By Mark Boshnack Staff Report
The Daily Star
---- — The Oneonta customer service center of the Workers’ Compensation Board is one of eight offices scheduled to close today across the state, according to a spokeswoman for the agency. Local officials interviewed said they were opposed to the action.
The closure is part of an effort across the state for the last few years to keep costs under control, agency spokeswoman Rachel McEnyny said. By allowing claimants to participate in hearings by phone, they don’t have to leave their home, a method already used by many other states, she said.
Oneonta Social Security and workers’ compensation attorney Peter Hill said his understanding is that not all clients will have to travel to the remaining sites, including Binghamton, Norwich and Utica, but lawyers still do. Sometimes clients will want to be at the hearings and the distance may prevent that, he said, and if employers contest a claim, they will have to travel as well.
He said he and other lawyers had little notice of the changes — he learned about it through a union letter in September.
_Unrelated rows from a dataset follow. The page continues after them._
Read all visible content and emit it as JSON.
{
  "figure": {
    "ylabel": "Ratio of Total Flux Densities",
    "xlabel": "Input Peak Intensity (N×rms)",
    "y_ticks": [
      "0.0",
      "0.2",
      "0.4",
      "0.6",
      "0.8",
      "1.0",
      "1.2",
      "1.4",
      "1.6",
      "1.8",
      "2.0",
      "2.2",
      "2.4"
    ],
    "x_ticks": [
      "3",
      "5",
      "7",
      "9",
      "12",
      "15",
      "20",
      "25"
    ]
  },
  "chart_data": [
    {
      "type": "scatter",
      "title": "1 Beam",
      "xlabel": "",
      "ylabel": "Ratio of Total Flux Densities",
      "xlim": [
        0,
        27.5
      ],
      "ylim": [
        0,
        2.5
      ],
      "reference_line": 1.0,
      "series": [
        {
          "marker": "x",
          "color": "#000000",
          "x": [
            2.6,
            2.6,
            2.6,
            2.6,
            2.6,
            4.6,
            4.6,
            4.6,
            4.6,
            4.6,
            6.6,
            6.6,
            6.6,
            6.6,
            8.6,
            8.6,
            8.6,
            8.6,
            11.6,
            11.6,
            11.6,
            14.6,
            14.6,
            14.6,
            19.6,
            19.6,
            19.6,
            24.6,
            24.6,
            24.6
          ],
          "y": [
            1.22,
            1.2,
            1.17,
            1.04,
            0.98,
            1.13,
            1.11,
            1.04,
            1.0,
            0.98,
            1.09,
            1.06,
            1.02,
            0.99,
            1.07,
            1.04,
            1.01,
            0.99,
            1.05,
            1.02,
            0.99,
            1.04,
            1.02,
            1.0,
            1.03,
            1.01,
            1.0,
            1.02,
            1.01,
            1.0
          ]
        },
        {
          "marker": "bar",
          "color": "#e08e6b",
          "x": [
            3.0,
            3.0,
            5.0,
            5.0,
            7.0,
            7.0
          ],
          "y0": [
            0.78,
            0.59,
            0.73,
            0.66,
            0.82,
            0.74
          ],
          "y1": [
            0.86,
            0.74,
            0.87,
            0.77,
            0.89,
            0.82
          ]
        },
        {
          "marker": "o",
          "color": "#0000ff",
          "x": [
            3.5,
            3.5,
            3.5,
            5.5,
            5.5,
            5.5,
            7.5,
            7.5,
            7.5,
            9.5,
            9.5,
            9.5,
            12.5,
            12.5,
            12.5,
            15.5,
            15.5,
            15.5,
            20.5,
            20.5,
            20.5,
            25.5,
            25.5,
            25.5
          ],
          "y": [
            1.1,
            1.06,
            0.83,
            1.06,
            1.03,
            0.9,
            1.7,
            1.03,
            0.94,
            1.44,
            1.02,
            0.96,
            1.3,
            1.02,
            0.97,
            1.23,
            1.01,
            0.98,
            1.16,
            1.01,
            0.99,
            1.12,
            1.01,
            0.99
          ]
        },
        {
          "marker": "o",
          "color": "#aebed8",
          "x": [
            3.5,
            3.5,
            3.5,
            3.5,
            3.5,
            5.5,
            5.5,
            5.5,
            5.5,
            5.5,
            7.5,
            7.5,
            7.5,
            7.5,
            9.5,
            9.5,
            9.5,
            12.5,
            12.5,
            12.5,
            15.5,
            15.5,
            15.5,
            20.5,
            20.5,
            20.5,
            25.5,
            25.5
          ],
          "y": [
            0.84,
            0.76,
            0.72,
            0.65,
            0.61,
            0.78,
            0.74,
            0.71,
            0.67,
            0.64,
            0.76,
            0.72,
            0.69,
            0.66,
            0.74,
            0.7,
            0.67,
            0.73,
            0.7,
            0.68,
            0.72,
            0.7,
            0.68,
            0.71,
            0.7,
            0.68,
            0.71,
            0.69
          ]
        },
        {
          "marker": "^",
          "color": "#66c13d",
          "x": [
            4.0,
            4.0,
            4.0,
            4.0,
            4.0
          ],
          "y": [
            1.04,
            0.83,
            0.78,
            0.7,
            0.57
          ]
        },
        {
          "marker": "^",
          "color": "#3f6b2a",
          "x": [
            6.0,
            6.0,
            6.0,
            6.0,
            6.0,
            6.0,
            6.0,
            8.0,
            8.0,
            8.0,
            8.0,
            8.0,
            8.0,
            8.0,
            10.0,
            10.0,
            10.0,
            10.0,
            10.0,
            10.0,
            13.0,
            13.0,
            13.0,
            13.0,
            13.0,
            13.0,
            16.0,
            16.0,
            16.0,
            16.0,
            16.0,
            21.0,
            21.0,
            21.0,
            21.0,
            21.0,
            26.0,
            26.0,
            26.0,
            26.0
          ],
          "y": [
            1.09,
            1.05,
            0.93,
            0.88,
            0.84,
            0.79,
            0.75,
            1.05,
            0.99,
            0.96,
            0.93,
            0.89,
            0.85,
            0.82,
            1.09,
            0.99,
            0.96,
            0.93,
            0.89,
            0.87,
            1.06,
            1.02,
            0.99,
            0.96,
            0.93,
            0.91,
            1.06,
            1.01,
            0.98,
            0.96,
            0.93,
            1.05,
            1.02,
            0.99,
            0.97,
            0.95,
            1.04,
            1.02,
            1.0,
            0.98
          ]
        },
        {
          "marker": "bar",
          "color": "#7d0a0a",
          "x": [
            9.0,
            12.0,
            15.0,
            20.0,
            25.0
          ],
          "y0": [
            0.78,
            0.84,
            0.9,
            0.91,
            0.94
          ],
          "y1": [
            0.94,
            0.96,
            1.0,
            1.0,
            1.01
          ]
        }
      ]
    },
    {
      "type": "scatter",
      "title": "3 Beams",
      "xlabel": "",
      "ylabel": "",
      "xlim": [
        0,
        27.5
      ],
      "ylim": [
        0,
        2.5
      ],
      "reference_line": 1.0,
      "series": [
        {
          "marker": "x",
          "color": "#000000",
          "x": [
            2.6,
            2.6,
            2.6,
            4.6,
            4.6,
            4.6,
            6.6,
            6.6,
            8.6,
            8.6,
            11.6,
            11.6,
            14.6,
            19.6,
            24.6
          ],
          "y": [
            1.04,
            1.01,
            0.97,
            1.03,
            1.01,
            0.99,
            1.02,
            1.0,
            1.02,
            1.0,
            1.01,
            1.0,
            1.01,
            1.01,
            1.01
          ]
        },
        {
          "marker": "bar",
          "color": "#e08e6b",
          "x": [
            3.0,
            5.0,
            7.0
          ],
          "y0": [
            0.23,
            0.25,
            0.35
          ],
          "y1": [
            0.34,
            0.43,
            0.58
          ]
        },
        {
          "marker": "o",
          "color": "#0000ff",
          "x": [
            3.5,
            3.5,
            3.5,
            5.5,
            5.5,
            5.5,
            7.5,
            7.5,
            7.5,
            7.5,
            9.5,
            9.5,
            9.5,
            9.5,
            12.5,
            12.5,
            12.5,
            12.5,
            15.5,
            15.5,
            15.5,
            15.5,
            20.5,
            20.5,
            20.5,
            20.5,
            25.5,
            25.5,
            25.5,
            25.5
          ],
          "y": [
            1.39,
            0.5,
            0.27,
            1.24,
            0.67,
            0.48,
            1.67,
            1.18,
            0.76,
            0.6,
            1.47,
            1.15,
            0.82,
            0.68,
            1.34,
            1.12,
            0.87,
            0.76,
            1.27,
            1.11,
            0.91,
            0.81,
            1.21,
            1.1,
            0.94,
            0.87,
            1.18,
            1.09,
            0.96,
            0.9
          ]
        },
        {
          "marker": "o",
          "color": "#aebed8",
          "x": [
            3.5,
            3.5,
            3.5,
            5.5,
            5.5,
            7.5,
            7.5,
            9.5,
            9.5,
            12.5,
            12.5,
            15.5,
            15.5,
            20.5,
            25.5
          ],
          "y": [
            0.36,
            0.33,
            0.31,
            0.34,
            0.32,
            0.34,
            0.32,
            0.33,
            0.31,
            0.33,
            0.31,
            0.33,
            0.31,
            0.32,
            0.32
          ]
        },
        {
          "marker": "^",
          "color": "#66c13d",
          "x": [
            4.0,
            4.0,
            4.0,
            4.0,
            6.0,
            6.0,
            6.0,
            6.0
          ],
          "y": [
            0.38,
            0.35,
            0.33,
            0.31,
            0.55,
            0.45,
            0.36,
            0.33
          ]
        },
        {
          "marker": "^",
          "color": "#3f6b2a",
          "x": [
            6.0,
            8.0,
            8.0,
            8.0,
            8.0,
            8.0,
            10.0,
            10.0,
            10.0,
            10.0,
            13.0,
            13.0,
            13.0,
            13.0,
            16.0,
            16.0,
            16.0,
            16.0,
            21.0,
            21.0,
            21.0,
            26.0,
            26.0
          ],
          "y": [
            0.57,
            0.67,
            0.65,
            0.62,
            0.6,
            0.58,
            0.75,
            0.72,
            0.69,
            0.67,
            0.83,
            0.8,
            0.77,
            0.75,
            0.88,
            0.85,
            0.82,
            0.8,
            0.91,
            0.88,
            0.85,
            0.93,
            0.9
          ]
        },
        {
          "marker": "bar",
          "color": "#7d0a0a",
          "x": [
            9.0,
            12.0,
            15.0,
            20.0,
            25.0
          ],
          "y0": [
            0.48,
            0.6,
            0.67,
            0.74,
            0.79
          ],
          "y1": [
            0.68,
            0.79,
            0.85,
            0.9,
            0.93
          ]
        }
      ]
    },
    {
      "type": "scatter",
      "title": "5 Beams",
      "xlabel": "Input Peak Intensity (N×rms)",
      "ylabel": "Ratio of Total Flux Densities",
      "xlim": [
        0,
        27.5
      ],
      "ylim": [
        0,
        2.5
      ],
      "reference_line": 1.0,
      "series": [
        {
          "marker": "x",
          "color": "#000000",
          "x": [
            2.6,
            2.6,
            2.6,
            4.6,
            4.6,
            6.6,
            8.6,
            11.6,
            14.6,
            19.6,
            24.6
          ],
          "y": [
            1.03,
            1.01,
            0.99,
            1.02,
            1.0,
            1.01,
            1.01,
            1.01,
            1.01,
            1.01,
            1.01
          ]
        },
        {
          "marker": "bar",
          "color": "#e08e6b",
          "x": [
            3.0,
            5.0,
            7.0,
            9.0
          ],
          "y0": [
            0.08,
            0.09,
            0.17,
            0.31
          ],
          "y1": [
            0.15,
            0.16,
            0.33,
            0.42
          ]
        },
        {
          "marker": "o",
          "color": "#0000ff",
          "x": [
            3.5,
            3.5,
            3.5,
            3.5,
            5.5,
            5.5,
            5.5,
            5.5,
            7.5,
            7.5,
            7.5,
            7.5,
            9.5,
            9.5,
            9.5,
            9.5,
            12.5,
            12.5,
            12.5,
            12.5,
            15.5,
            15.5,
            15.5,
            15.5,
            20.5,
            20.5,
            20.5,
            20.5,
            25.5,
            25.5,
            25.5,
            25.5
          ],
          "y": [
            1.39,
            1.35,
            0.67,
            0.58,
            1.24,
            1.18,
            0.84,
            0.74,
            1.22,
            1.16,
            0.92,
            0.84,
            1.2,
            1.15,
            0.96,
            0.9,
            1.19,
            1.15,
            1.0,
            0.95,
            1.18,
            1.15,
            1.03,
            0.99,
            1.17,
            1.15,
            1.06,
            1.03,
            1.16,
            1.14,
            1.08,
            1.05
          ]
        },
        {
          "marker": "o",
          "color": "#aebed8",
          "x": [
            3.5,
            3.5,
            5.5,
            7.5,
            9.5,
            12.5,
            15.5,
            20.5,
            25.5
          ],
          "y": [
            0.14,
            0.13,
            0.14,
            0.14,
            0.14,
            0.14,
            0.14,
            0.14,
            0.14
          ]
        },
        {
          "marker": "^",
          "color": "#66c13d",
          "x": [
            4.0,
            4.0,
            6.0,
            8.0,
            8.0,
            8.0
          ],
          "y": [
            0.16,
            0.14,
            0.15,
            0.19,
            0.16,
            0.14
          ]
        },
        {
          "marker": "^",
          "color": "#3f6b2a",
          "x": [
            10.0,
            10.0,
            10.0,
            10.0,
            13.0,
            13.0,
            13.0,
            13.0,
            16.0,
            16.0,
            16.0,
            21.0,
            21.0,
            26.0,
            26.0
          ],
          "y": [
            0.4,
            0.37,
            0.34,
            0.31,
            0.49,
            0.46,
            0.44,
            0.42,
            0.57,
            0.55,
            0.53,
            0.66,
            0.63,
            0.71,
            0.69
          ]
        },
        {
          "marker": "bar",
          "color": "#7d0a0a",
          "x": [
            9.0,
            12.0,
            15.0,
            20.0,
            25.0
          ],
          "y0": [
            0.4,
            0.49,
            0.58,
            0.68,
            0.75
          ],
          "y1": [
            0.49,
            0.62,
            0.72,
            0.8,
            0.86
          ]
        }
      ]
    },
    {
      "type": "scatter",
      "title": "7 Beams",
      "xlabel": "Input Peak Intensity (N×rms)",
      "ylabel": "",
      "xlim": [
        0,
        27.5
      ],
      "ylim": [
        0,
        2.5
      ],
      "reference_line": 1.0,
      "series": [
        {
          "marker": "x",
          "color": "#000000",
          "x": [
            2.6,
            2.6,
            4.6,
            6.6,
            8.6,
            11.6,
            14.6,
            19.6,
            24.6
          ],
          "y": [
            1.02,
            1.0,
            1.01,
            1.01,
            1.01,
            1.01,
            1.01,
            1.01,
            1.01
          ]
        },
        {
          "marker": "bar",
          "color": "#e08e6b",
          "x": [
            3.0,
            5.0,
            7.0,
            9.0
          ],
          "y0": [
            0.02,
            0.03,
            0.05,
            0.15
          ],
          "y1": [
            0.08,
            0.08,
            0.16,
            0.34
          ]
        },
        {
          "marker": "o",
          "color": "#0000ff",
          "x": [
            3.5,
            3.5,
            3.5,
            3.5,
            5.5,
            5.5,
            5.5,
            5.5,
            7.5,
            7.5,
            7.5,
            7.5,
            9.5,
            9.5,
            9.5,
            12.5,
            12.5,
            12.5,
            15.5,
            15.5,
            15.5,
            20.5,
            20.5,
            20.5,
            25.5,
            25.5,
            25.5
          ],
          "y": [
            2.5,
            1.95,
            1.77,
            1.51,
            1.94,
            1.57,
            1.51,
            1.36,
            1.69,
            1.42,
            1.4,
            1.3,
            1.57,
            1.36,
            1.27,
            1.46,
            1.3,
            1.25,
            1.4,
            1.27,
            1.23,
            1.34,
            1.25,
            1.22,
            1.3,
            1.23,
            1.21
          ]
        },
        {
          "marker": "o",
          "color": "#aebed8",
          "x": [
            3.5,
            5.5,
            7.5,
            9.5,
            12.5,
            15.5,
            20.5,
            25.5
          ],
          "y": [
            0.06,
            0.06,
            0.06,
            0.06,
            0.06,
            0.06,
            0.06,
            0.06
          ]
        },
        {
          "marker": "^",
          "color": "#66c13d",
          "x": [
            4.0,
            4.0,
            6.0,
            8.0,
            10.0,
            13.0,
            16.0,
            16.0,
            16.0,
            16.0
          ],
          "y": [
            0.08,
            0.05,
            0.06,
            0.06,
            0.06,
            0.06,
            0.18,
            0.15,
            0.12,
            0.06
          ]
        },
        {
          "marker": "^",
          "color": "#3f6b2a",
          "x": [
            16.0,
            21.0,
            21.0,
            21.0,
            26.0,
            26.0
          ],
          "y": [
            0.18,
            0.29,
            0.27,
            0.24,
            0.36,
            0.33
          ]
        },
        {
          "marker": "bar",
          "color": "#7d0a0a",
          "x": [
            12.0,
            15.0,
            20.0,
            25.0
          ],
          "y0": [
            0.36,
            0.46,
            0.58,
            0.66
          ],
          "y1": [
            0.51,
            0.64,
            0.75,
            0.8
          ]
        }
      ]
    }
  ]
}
“We weren’t involved in the decision, it just came down,” he said. He said he complained to state Sen. James Seward, R-Milford, who has gotten involved.
Seward said he learned about the problem this fall from local lawyers.
“I think this is a slap in the face to rural communities,” he said. He said he opposes to the closing and had three conference calls recently with Cuomo’s office about the situation. It will be a hardship for those that have to travel, he said.
Seward said he has had discussions about a no-cost site at the State University College at Oneonta. Officials have been open to the idea, but nothing has been finalized, he said.
Hearings over the phone are no way to assess the seriousness of injuries or the credibility of a claimant, he said.
“I’m hopeful the situation can be resolved,” he said.
The eight centers being closed had the least amount of hearings in the state, McEnyny said. The Oneonta office at 41-45 Dietz St. had 1,843 hearings in 100 days.
The closings were included in state’s 2013-14 budget as part of an effort to replace costly services and better meet the needs of taxpayers, she said. No state workers will lose their jobs in the process, which she said is estimated to save about $3 million over 10 years. That savings will be passed along to businesses that pay the cost of the program, she said.
The New York State Bar Association’s Workers’ Compensation Law Division Subcommittee said in a letter to the state Workers’ Compensation Board that the move will not improve the administration of justice in the system.
“While we appreciate every state agency is trying to reduce costs, the closing of these hearing points will shift any cost savings to the the workers and employers,” the letter said.